Geneseo’s Young Children’s Council is a School of Education student organization that works together to help both children and their families. The club meets every other Monday and promotes education through interactions between kids and Geneseo students.
As a community service group, the YCC executive board members reach out to the Geneseo and Rochester communities to promote education in the area. YCC secretary sophomore Erica Doherty said that the group is trying to get “the Geneseo community more involved” through organizing a myriad of activities both on and off campus.
According to Doherty, the group hosts “Story Time,” every month at Milne Library. Members of the club read to children ages two through five while also sharing snacks. Doherty noted that this event is typically holiday-themed. Puppetry and dramatization of storytelling are encouraged when reading. “Each member of the club signs up to bring something to contribute – snacks, games and they sign up to read to the children,” Doherty said. Their next “Story Time” will be held on Feb. 13.

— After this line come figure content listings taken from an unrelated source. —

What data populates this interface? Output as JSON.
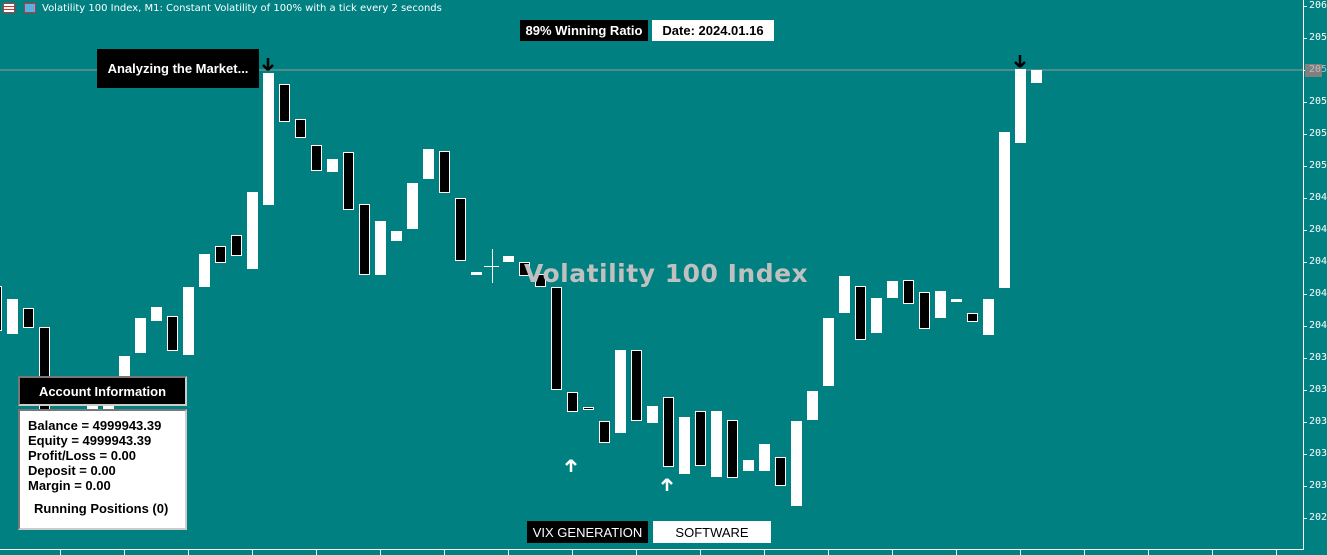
{
  "window": {
    "title": "Volatility 100 Index, M1:  Constant Volatility of 100% with a tick every 2 seconds",
    "icons": [
      "grid-menu-icon",
      "save-icon"
    ]
  },
  "chart": {
    "symbol_watermark": "Volatility 100 Index",
    "background_color": "#008080",
    "bull_color": "#ffffff",
    "bear_color": "#000000",
    "price_axis_labels": [
      "206",
      "205",
      "205",
      "205",
      "205",
      "205",
      "204",
      "204",
      "204",
      "204",
      "204",
      "203",
      "203",
      "203",
      "203",
      "203",
      "202"
    ],
    "current_price_label": "205"
  },
  "overlay": {
    "analyzing": "Analyzing the Market...",
    "winning_ratio": "89% Winning Ratio",
    "date": "Date: 2024.01.16",
    "brand_left": "VIX GENERATION",
    "brand_right": "SOFTWARE"
  },
  "account": {
    "header": "Account Information",
    "balance": "Balance = 4999943.39",
    "equity": "Equity = 4999943.39",
    "profit_loss": "Profit/Loss = 0.00",
    "deposit": "Deposit = 0.00",
    "margin": "Margin = 0.00",
    "running_positions": "Running Positions (0)"
  }
}
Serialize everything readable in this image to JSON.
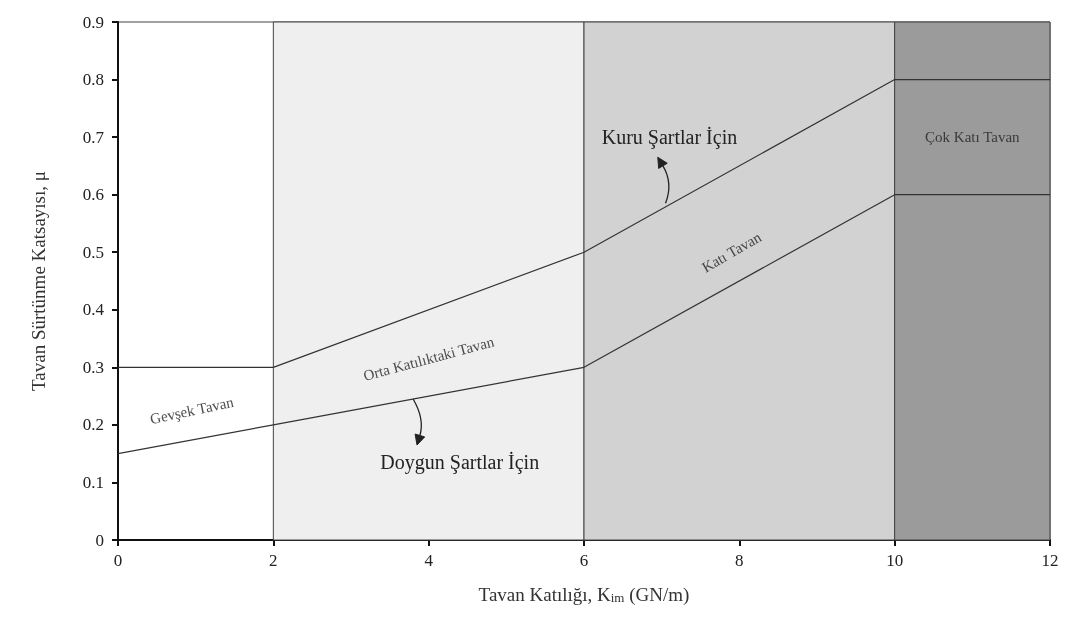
{
  "chart_data": {
    "type": "line",
    "xlabel": "Tavan Katılığı, K$_{im}$ (GN/m)",
    "ylabel": "Tavan Sürtünme Katsayısı, μ",
    "x": [
      0,
      2,
      6,
      10,
      12
    ],
    "series": [
      {
        "name": "Kuru Şartlar İçin",
        "color": "#333333",
        "values": [
          0.3,
          0.3,
          0.5,
          0.8,
          0.8
        ]
      },
      {
        "name": "Doygun Şartlar İçin",
        "color": "#333333",
        "values": [
          0.15,
          0.2,
          0.3,
          0.6,
          0.6
        ]
      }
    ],
    "xlim": [
      0,
      12
    ],
    "xticks": [
      0,
      2,
      4,
      6,
      8,
      10,
      12
    ],
    "ylim": [
      0,
      0.9
    ],
    "yticks": [
      0,
      0.1,
      0.2,
      0.3,
      0.4,
      0.5,
      0.6,
      0.7,
      0.8,
      0.9
    ],
    "bands": [
      {
        "axis": "x",
        "from": 2,
        "to": 6,
        "color": "#efefef"
      },
      {
        "axis": "x",
        "from": 6,
        "to": 10,
        "color": "#d2d2d2"
      },
      {
        "axis": "x",
        "from": 10,
        "to": 12,
        "color": "#9b9b9b"
      }
    ],
    "annotations": [
      "Gevşek Tavan",
      "Orta Katılıktaki Tavan",
      "Katı Tavan",
      "Çok Katı Tavan"
    ],
    "grid": false,
    "legend": false,
    "marker": "none",
    "line_style": "solid"
  }
}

President junior Meaghan Trevvett coordinates the club’s Ronald McDonald events in Rochester, where the club hosts and cooks a dinner for families with kids in the hospital. The club also participates in a pen pal project with a local elementary school where members are matched with kids. The project helps to foster student appreciation of writing and to expand their own personal growth.
Guest speakers from the Ella Cline Shear School of Education are invited to speak with the members about interviewing to become a teacher and what student teaching is like. Along with this, presenters are knowledgeable on New York State’s new Common Core standards for teaching. The club also hosts Project WILD and Project Aquatic, where a presenter comes in to teach members how to create and promote science-oriented lesson plans.
Among these events, one of the visits to Rochester includes helping kids with their homework at Maplewood Library. Treasurer junior Dan Staton said that because of his frequent visits to the library as coordinator of these events, he has been able to bond with the children.
“Every time I go to Maplewood Library, there are these two boys––we end up playing computer games and sometimes one of them will read a book to me,” Staton said. “The more you go, the more you make a connection with the kids there. Having them read to you helps them a lot—building that sense of trust with the children will help them grow.”
Trevvett also mentioned that during one of her experiences at the library, “There was this little girl playing checkers and she wanted to challenge me and it was great to see all her interests.”
In order to receive a certificate at the end of each semester, members must attend at least half of the club meetings and three events. Although the club is geared towards education majors, Trevvett encourages students to “come and volunteer no matter what your major.”